A couple of days ago, I wrote about Liz Garbus’ documentary on Nina Simone, “The most important thing about a good documentary is the subject matter. If you are making a movie about the life and career of a singer, it helps if that singer has something special that makes an audience want to know more.” Straight Outta Compton is a “based on true events” fictional biopic, but what I said about the Simone movie holds here as well. N.W.A offer up a fascinating subject, and their place in music history is unquestioned.
I also noted that the best parts of What Happened, Miss Simone? were the concert sequences. And this holds true as well for Straight Outta Compton, as O’Shea Jackson Jr., Corey Hawkins, Jason Mitchell, Neil Brown Jr., and Aldis Hodge do great work on the screen while the real N.W.A comes through on the soundtrack. The movie comes to life during those scenes, and at times, Gray places the songs in a context that illuminates both the songs and the times.
But Gray relies too much on the impact of those songs, which overwhelm the picture. I don’t want to take this too far ... it is clear in Straight Outta Compton why the music was so popular. But ultimately, Straight Outta Compton is a fairly standard biopic, and to the extent it mirrors the actual N.W.A, that suggests either that Gray is too reserved artistically, or that N.W.A weren’t as revolutionary as they once seemed.

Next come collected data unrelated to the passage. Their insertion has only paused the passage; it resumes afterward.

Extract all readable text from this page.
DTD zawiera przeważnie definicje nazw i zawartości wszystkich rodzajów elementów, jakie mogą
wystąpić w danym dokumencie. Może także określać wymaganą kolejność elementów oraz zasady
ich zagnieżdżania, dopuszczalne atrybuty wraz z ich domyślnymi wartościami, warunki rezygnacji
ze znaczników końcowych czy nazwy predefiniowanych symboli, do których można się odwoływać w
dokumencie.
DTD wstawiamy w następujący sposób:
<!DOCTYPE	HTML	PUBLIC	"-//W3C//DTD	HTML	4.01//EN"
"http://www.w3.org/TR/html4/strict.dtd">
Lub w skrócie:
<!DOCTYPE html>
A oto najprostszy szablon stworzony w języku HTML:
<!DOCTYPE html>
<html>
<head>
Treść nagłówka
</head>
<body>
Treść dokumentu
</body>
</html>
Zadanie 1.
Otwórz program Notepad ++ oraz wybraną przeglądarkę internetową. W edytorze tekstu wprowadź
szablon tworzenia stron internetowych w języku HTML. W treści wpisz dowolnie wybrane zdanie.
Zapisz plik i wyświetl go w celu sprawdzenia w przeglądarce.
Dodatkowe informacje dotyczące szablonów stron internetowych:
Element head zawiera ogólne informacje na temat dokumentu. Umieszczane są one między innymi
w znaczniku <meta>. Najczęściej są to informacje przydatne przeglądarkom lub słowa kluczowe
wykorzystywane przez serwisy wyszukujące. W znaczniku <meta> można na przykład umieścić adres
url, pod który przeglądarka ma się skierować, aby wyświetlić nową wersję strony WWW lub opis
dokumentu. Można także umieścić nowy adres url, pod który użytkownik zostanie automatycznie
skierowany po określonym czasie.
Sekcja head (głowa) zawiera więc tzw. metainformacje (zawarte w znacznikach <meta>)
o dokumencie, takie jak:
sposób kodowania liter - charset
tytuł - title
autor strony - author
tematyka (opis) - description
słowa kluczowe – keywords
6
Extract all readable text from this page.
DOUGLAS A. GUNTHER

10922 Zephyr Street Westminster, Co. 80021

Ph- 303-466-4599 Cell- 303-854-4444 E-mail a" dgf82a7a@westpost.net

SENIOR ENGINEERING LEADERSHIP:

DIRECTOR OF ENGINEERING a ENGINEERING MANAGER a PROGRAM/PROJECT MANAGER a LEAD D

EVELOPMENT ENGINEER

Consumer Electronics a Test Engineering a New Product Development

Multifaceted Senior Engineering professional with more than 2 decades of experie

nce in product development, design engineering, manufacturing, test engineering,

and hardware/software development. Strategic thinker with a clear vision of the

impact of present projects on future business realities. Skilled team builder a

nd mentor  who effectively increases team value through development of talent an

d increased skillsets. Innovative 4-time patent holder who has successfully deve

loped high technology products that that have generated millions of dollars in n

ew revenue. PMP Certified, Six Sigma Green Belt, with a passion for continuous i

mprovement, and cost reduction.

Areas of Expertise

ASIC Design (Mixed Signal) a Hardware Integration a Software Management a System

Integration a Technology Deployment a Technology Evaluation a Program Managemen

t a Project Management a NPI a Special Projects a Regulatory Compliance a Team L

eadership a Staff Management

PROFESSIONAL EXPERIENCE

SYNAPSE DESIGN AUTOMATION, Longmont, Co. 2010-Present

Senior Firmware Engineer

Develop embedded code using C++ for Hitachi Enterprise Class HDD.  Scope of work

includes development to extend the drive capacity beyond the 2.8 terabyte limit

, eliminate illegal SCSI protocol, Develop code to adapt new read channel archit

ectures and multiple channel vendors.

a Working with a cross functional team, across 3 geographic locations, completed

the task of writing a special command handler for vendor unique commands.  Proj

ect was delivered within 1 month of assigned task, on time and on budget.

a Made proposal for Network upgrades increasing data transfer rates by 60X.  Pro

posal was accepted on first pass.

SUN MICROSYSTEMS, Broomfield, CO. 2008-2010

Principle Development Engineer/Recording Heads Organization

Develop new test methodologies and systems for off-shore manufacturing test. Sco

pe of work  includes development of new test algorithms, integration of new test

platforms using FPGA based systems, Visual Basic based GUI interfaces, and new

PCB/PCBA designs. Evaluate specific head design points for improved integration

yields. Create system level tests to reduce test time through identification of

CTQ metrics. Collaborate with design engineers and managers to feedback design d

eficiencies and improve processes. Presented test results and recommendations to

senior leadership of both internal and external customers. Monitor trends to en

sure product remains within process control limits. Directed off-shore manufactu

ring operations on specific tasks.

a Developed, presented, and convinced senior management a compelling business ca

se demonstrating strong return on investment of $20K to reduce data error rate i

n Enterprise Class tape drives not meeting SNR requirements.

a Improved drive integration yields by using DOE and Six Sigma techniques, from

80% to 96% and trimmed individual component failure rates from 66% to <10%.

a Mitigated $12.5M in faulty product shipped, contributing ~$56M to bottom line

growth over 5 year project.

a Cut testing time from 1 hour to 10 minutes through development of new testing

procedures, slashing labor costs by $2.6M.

It’s not a question of how accurate the movie is ... well, that is a big question here, but I’ll put it off for a second. We see how the group forms, we see how they click (there is a wonderful scene early on where the joy the band feels as they make music is delightful), we see what happens on their big concert tour, we see them begin to break apart ... accurate? Perhaps, but it also follows the traditional pattern of a hundred other biopics.
Also, Ice Cube’s early solo career is given plenty of screen time. He was the first to breakaway, and there is some good drama to be taken from that situation. But Dr. Dre’s later split is only presented as important in the context of the group. Even as we get an impression of Suge Knight’s imposing presence, there is practically nothing about the G-Funk sound Dre perfected on The Chronic. Which is fine, this isn’t a movie about G-Funk. But Dre seems less important than Ice Cube because there is less drama in the enormous impact of Dre’s sound. In the movie, Suge Knight overwhelms Dre once Dre goes off on his own, because Suge Knight personifies drama.
And then there’s the question of accuracy. It’s more about what’s missing than any particular misrepresentation of what we do see ... some facts are fudged, but not in any serious way. But there is nothing about the treatment of women ... Dre’s history of violence against women is ignored, the lyrics that are presented as important are usually either expressions of Compton life or disses of other members of the band (as if the misogyny of so many of the lyrics isn’t worthy of attention), and almost every woman on the screen serves as background flesh for party scenes.
Straight Outta Compton gets plenty of things right, though. You have to look between the lines a bit, but the early scenes establish Eazy-E as a “real” gangsta and Ice Cube as almost middle-class. But the movie shows how no young black men can escape the institutional racism that surrounds them. Ice Cube is a great writer and a strong rapper, and the setup for his writing of the pivotal “Fuck Tha Police” is the best example of how the movie places the music in context.
Later, there is a concert scene that shows how volatile the song is:
In scenes like this, it’s mostly irrelevant how close to “real” events the film is. What matters is how “real” the film is in showing the emergence of a song, with context, in such a way that it still carries power almost 30 years later.
I should note I watched the original version, not the “director’s cut” that may fill in some of the blanks. What is left out matters, and keeps Straight Outta Compton from being a great film. But, on the level to which it seems to aspire, that of a standard biopic, it is successful. 7/10.